(III Sent., dist. XXVI, q. 1, a . 2).
O terceiro discute-se assim. — Parece que a ira tem a sua sede no concupiscível.
1. — Pois, como diz Túlio, a ira é uma espécie de desejo. Ora, o desejo, pertence ao concupiscível. Logo, também a ira.
2. Demais — Agostinho diz que a ira se transforma no ódio. E Túlio, no livro supra-citado, que o ódio é a ira inveterada. Ora, o ódio, como o amor, tem a sua sede no concupiscível. Logo, também a ira.
3. Demais — Damasceno e Gregório Nisseno dizem que a ira compõe-se da tristeza e do desejo. Ora, tanto este como aquele têm sua sede no concupiscível. Logo, também a ira.
Mas, em contrário. — A potência concupiscível é diferente da irascível. Se pois a ira pertencesse ao concupiscível, a potência irascível não tiraria dela a sua denominação.

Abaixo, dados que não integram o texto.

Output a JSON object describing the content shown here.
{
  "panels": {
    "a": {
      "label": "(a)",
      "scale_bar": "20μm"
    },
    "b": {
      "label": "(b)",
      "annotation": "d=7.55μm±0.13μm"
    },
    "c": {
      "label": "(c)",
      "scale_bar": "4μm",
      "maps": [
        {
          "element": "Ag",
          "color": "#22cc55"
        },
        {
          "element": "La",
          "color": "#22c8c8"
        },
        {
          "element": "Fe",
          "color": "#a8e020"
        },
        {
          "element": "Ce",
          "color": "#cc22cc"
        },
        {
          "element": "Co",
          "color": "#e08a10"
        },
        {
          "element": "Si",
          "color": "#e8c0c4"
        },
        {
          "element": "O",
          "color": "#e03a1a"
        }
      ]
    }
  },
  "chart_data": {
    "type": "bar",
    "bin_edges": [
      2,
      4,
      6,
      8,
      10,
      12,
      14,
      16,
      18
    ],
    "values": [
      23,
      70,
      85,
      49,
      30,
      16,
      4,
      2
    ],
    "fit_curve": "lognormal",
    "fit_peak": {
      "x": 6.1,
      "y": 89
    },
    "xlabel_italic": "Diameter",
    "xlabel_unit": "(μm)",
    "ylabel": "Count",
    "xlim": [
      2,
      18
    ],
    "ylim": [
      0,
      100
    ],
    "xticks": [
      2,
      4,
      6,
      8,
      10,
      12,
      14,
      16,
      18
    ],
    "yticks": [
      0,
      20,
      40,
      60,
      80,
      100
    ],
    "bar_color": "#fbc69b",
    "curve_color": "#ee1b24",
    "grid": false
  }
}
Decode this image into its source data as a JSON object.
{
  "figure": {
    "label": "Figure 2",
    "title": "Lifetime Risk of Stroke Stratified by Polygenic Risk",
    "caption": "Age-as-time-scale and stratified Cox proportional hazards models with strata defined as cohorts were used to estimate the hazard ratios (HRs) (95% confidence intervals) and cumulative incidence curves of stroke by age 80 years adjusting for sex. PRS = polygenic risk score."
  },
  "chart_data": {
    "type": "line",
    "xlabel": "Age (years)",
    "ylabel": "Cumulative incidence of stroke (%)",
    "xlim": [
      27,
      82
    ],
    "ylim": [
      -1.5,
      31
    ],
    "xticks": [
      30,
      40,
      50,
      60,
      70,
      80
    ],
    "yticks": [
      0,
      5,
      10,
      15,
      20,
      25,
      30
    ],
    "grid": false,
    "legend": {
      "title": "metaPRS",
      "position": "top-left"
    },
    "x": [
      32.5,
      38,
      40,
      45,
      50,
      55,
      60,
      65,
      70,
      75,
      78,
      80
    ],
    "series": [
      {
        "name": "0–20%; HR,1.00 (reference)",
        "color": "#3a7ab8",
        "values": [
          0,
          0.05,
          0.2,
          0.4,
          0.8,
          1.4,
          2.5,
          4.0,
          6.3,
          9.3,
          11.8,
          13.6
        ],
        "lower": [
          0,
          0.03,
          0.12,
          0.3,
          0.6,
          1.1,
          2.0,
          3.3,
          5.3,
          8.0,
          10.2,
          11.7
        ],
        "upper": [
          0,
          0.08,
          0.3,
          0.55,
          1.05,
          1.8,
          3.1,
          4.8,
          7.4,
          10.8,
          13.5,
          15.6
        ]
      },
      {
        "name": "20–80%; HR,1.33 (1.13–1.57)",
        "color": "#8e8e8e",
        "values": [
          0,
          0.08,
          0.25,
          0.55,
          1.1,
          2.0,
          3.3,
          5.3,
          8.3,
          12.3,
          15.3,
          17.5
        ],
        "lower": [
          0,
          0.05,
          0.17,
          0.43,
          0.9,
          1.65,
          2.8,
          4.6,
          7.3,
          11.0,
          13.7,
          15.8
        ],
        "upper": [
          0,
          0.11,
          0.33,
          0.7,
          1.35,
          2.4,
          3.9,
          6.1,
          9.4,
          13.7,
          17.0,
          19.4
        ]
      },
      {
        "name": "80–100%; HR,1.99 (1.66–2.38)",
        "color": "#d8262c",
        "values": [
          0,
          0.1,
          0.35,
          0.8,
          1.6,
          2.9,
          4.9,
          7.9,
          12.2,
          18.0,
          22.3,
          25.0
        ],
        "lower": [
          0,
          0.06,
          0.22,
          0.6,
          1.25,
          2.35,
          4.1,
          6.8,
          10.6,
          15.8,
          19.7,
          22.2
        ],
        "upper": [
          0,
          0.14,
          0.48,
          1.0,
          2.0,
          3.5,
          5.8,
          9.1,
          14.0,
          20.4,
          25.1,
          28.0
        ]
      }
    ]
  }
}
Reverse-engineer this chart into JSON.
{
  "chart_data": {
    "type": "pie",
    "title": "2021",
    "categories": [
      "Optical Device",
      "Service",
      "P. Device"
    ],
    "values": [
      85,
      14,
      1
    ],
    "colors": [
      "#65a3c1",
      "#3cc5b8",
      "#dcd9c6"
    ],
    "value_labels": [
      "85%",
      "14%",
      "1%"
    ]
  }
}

Solução. — Como já dissemos, as paixões do irascível diferem das do concupiscível, por serem os objetos destas o bem e o mal absolutos; ao passo que os objetos daquelas são o bem e o mal acompanhados de certa dificuldade ou arduidade. Ora, como já dissemos, a ira visa dois termos: a vindicta que deseja, e a pessoa de quem quer tirá-la. E em ambos esses casos ela requer uma certa arduidade, pois o seu movimento não se manifesta senão com uma certa grandeza relativamente a esses dois termos; pois, como diz o Filósofo, às coisas nulas ou muito pequenas não lhes damos nenhum valor. Por onde é manifesto, que a ira não tem sua sede no concupiscível, mas, no irascível.
Donde a resposta à primeira objeção. — Túlio denomina desejo o apetite de qualquer bem futuro, sem levar em conta as condições de árduo ou não árduo. E, a esta luz, inclui a ira no desejo, como desejo que é da vingança. E assim o desejo é comum ao irascível e ao concupiscível.
Resposta à segunda. — Diz-se que a ira se transforma no ódio, não porque a mesma paixão, numericamente, que era antes ira, venha a ser, em seguida, quando inveterada, o ódio; mas, isso se dá em virtude da causalidade. Pois a ira, quando diuturna, causa o ódio.
Resposta à terceira. — Diz-se que a ira se compõe da tristeza e do desejo, não como partes, mas como causas. Pois, como já dissemos, as paixões do concupiscível são as causas das do irascível.